Ого, индиго! - Наталья Кулагина
Шрифт:
Интервал:
Закладка:
– А что же делать?
– Не писать! Не желать! Не верить! Не играть! Тебе еще повезло. И сильно повезло!
– Почему?
– Ты не успела облучиться великой наглостью, беспочвенной уверенностью в собственной гениальности. Не барахтаешься между комплексом неполноценности и манией величия, не мучаешься вопросом, какой след оставишь после себя. Поверь, здесь и без тебя достаточно наследили. Я хотел встретиться с тобой, потому что мне понравилась твоя сказка. Но в жизни ты еще лучше. Но я очень тебя прошу, не пиши больше. Не надо! Ты пополнишь ряды городских сумасшедших, у тебя испортится характер, каждую минуту в жизни ты будешь обличать несправедливость окружающего мира. И когда больше обличать будет некого, ты примешься за себя.
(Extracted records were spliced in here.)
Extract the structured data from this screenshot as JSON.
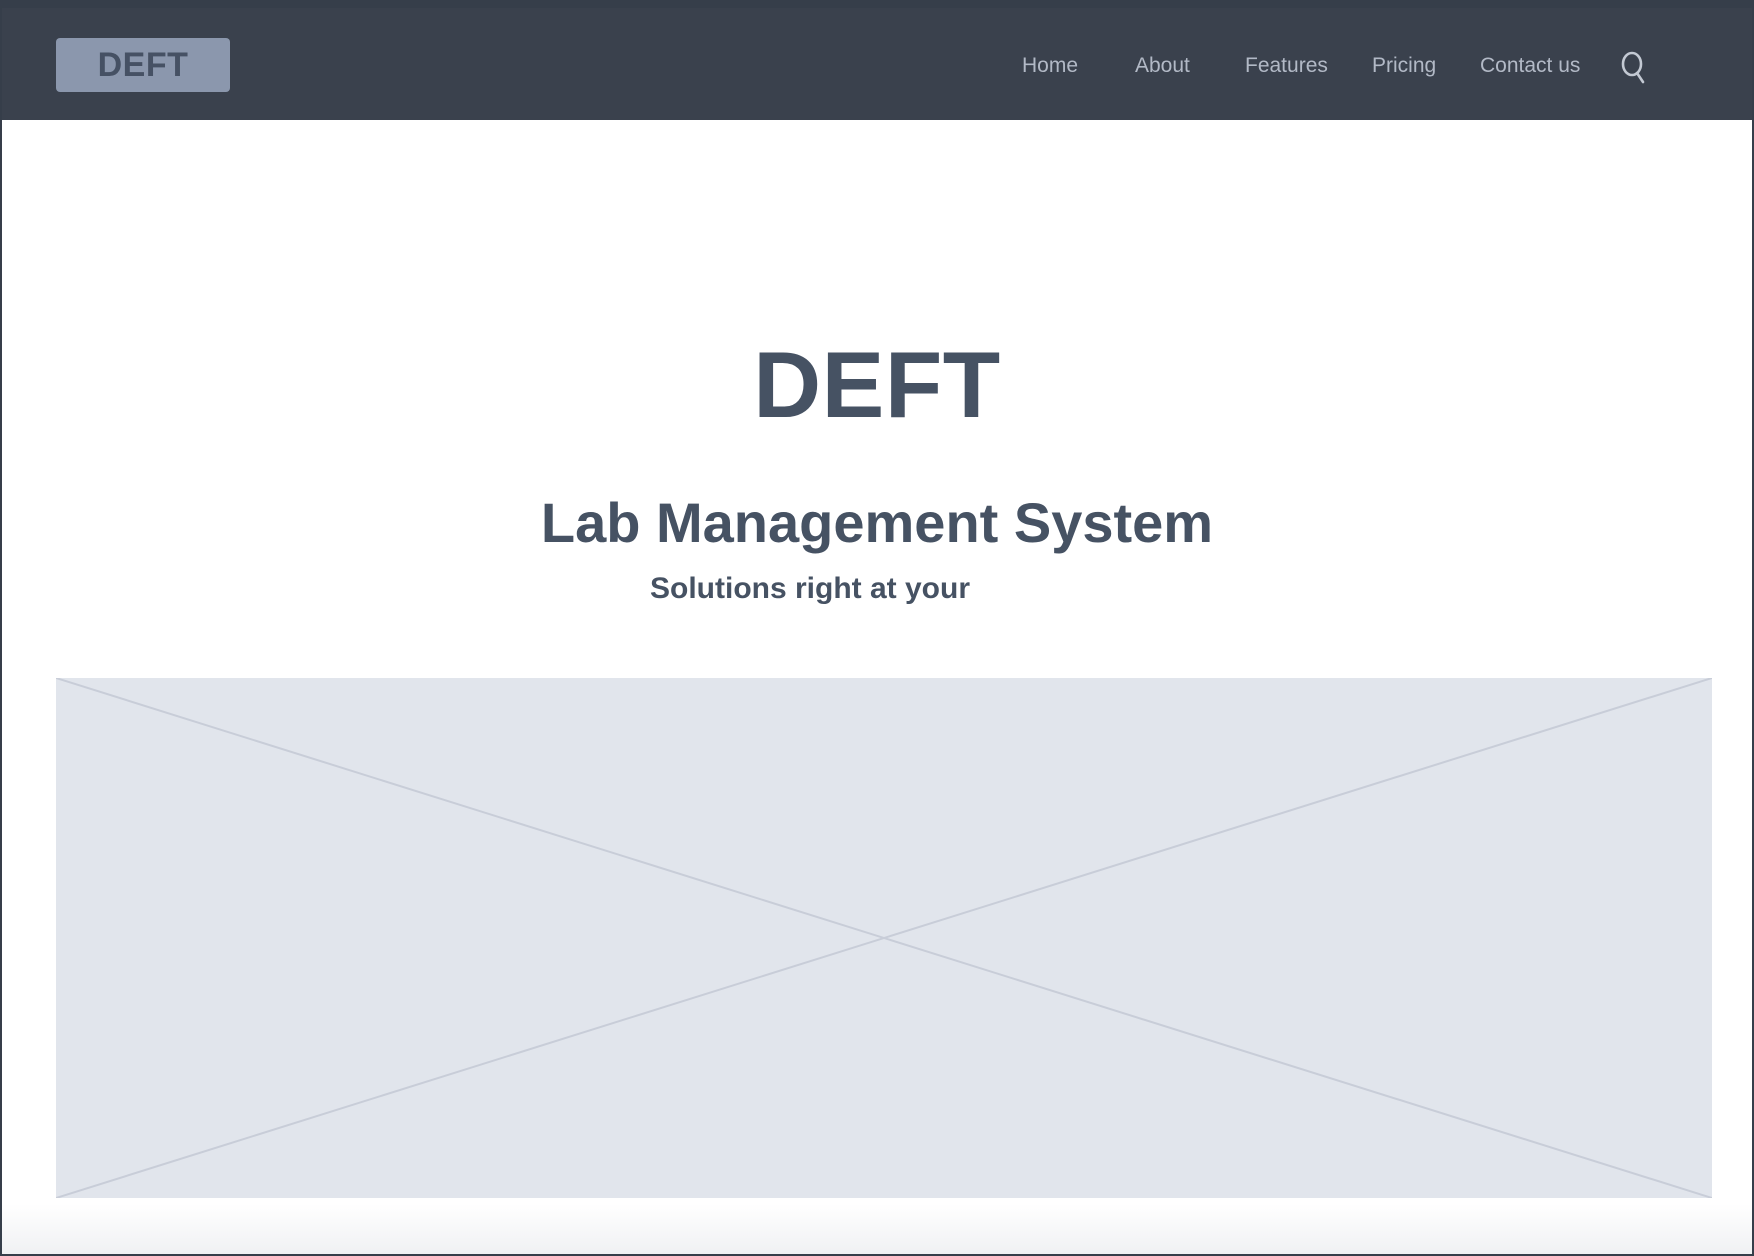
{
  "nav": {
    "logo_label": "DEFT",
    "links": [
      {
        "label": "Home"
      },
      {
        "label": "About"
      },
      {
        "label": "Features"
      },
      {
        "label": "Pricing"
      },
      {
        "label": "Contact us"
      }
    ],
    "search_icon": "search-icon"
  },
  "hero": {
    "title": "DEFT",
    "subtitle": "Lab Management System",
    "tagline": "Solutions right at your"
  },
  "media": {
    "placeholder_icon": "image-placeholder-cross"
  },
  "colors": {
    "navbar_bg": "#3a414d",
    "logo_bg": "#8b97ad",
    "heading_text": "#465263",
    "nav_text": "#b2b9c6",
    "placeholder_bg": "#e1e5ec"
  }
}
Уходи. Тебя здесь никто не ждал. Было ошибкой думать, что придешь ты, напишешь сказку и все измениться. Я тоже был молод и тоже когда-то мечтал изменить этот мир. Но из этого кресла вижу, что мир изменить невозможно. Это очередная иллюзия, с которой литература должна бороться в первую очередь. Мир лишь разрешает с ним немножко поиграть. Предлагаю сделку. Мне срочно нужна книга – любовные мемуары Настасьи Филипповны.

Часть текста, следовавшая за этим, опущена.